Отмечали в театре. Эмма принесла большую сумку с бутербродами, купила в соседнем магазине положенное количество вина, водки и одноразовых стаканчиков. После дневного спектакля («Лесные приключения», сказка для дошкольников) в большой гримерке накрыли стол.

Все было в высшей степени пристойно и даже очень мило. Пока Эмма переодевалась, пока смывала заячий нос, губу и тонкие усики, завтруппой уже успела разложить бутерброды и нарезать торт. Потом пришли гости — все, кто был занят сегодня днем, а с ними старенькая костюмерша и помреж. Говорили тосты, желали здоровья, называли человеком верным, добросовестным, честным, добрым и вообще хорошим. Подарили фарфоровую вазу. Принесли букет ноябрьских — мелких, но очень душистых — астр. Все сказали, съели и выпили примерно за час с четвертью, а потом девочки, соседки по гримерке, помогли Эмме собрать посуду и пустые бутылки обратно в сумку.

Быстро смеркалось. В пять часов за окном было почти совсем темно; те, кто бы занят в вечернем спектакле, еще не пришли, прочие разошлись по домам. Эмма осталась в гримерке одна.

Это была давняя привычка. Она всегда уходила позже всех. В школе. В институте. В театре. Медленно собираясь, повторяя роль, еще раз проигрывая про себя, верша своеобразный ритуал, жертвуя Любимому Делу дополнительный час, или полтора часа, или хоть тридцать минут.

И сегодня она задержалась скорее по привычке, нежели из надобности. Аккуратно сложила в стол коробку с гримом, пачку лигнина, мыльницу, полотенце и крем.

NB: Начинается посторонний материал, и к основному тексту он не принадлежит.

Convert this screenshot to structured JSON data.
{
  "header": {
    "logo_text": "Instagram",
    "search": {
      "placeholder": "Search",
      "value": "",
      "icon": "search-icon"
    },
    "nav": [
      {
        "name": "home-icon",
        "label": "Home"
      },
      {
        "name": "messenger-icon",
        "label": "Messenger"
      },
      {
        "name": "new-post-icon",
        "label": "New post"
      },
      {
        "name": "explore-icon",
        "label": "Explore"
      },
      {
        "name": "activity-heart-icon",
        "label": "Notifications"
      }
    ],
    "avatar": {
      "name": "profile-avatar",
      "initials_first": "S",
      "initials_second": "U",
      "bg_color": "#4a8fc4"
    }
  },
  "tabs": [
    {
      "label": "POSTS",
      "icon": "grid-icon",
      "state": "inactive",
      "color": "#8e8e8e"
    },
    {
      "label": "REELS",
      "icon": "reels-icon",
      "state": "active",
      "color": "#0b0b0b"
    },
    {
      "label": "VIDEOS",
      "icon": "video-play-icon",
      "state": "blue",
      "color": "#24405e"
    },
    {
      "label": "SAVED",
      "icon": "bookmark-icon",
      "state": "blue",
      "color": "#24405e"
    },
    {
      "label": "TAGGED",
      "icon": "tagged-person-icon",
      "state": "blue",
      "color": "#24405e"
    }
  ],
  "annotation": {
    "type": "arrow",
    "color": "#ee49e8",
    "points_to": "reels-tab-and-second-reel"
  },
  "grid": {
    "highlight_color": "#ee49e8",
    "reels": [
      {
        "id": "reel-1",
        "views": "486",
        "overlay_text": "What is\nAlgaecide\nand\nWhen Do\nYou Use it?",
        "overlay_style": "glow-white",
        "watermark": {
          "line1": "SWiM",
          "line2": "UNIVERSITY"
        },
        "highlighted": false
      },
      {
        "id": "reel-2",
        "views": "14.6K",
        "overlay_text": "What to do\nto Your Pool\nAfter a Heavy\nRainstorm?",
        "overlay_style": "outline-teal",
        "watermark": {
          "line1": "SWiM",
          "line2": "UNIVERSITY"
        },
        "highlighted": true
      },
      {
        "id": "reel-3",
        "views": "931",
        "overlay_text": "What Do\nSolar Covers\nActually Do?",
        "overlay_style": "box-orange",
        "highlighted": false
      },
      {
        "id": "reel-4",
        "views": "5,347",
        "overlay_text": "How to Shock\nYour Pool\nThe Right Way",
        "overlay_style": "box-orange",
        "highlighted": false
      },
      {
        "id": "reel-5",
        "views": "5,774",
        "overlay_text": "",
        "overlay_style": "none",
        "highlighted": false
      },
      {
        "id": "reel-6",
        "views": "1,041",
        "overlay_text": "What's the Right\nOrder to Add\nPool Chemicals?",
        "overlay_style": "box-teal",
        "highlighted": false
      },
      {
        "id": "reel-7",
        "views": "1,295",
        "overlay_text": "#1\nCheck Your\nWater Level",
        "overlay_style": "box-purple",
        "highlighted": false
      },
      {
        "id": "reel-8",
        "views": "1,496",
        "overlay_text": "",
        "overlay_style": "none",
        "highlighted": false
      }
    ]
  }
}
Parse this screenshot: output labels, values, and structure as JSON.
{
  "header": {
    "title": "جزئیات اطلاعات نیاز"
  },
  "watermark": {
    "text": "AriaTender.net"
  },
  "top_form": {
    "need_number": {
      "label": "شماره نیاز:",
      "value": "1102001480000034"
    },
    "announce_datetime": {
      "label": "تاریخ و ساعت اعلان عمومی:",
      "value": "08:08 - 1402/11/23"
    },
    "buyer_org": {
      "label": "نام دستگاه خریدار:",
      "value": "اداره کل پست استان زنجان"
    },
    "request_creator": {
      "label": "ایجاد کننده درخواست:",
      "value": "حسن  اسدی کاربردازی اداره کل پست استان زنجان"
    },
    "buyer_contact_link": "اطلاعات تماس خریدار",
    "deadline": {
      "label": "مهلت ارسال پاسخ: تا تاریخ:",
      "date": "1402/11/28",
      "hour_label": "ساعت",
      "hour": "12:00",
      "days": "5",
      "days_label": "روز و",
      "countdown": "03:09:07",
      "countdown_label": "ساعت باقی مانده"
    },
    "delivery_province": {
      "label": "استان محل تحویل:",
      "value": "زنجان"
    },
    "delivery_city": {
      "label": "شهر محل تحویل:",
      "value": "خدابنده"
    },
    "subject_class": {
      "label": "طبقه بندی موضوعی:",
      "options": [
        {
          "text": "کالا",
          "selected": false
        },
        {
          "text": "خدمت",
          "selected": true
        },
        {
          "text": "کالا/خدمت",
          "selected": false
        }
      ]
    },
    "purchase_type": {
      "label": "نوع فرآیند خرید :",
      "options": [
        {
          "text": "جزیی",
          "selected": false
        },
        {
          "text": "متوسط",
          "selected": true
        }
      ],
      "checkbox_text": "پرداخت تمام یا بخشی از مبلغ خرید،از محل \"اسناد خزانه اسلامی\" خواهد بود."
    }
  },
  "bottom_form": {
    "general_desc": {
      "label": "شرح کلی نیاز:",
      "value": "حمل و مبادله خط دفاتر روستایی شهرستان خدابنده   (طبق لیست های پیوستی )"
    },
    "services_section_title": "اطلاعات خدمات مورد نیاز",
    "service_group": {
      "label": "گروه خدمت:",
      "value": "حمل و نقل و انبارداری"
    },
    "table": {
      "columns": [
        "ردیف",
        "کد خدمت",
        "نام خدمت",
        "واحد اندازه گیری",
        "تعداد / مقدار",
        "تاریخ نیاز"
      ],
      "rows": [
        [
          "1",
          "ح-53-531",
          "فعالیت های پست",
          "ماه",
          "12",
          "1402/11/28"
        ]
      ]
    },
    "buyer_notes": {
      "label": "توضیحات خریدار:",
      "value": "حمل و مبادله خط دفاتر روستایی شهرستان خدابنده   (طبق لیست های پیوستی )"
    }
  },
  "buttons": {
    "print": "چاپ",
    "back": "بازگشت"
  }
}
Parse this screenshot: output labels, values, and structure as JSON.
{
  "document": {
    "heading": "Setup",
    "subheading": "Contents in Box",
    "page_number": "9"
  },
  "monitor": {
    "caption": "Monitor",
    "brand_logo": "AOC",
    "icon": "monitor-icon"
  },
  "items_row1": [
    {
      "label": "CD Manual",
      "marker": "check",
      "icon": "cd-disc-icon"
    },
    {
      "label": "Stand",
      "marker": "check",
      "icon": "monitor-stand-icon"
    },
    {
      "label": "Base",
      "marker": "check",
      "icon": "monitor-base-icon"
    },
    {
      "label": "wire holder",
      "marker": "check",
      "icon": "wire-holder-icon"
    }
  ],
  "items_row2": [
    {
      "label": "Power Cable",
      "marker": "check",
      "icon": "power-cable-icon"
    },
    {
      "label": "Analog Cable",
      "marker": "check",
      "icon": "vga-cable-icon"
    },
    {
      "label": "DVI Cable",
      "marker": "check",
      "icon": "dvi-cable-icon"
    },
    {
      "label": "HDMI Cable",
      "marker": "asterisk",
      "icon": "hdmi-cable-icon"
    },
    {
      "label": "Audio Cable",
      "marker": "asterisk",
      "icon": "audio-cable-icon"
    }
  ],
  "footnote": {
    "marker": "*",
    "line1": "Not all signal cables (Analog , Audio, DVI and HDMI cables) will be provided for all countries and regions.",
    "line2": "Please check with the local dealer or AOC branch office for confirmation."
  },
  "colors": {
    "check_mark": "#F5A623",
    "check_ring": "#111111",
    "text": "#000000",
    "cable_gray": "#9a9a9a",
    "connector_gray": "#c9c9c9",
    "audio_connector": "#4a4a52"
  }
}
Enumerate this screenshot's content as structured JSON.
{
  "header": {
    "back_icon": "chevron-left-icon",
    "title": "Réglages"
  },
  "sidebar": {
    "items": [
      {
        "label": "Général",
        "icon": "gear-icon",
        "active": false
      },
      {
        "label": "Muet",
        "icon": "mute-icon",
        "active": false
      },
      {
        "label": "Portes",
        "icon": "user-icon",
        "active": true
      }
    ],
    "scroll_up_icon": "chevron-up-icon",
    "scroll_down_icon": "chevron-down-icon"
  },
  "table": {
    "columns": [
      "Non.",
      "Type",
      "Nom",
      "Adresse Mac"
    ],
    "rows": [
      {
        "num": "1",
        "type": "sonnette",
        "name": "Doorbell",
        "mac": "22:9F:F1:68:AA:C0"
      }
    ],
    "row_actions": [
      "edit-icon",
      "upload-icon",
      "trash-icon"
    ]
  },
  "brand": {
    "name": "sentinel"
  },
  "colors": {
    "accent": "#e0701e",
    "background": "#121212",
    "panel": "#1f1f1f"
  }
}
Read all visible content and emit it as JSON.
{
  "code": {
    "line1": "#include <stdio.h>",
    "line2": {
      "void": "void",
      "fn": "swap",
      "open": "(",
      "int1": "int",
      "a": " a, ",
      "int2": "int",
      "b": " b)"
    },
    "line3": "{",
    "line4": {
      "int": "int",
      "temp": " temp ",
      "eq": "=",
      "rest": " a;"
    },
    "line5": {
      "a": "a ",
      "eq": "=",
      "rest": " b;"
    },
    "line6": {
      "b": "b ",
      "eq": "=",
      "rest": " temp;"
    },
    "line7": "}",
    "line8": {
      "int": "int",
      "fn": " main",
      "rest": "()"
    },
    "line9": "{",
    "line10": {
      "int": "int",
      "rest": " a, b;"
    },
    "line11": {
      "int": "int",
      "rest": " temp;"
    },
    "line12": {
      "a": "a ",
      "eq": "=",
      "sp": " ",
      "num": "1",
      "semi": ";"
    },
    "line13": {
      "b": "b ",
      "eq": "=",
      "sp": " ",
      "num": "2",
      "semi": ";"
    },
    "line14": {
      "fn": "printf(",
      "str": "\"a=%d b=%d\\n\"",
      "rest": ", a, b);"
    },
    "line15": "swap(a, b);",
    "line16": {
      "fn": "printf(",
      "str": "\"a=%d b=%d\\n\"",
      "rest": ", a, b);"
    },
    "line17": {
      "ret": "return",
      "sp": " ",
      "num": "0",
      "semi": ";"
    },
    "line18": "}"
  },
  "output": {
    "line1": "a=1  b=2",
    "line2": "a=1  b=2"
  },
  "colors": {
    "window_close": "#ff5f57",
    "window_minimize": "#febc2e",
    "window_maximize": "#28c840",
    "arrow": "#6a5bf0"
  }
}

Застегнула пальто, повязала шарф, взяла сумку и вышла в полутьму коридора.

Попрощалась с дежурной на входе.

Воздух был холоднее, чем утром. С неба валились последние листья — самые стойкие, самые желтые. Налипали на мокрый асфальт.

В черных лужах отражались редкие яркие звезды и тусклые ноябрьские фонари.

Неподалеку от служебного входа рос большой каштан. На одной из его голых веток сохранилось засохшее соцветие — майская «свечка».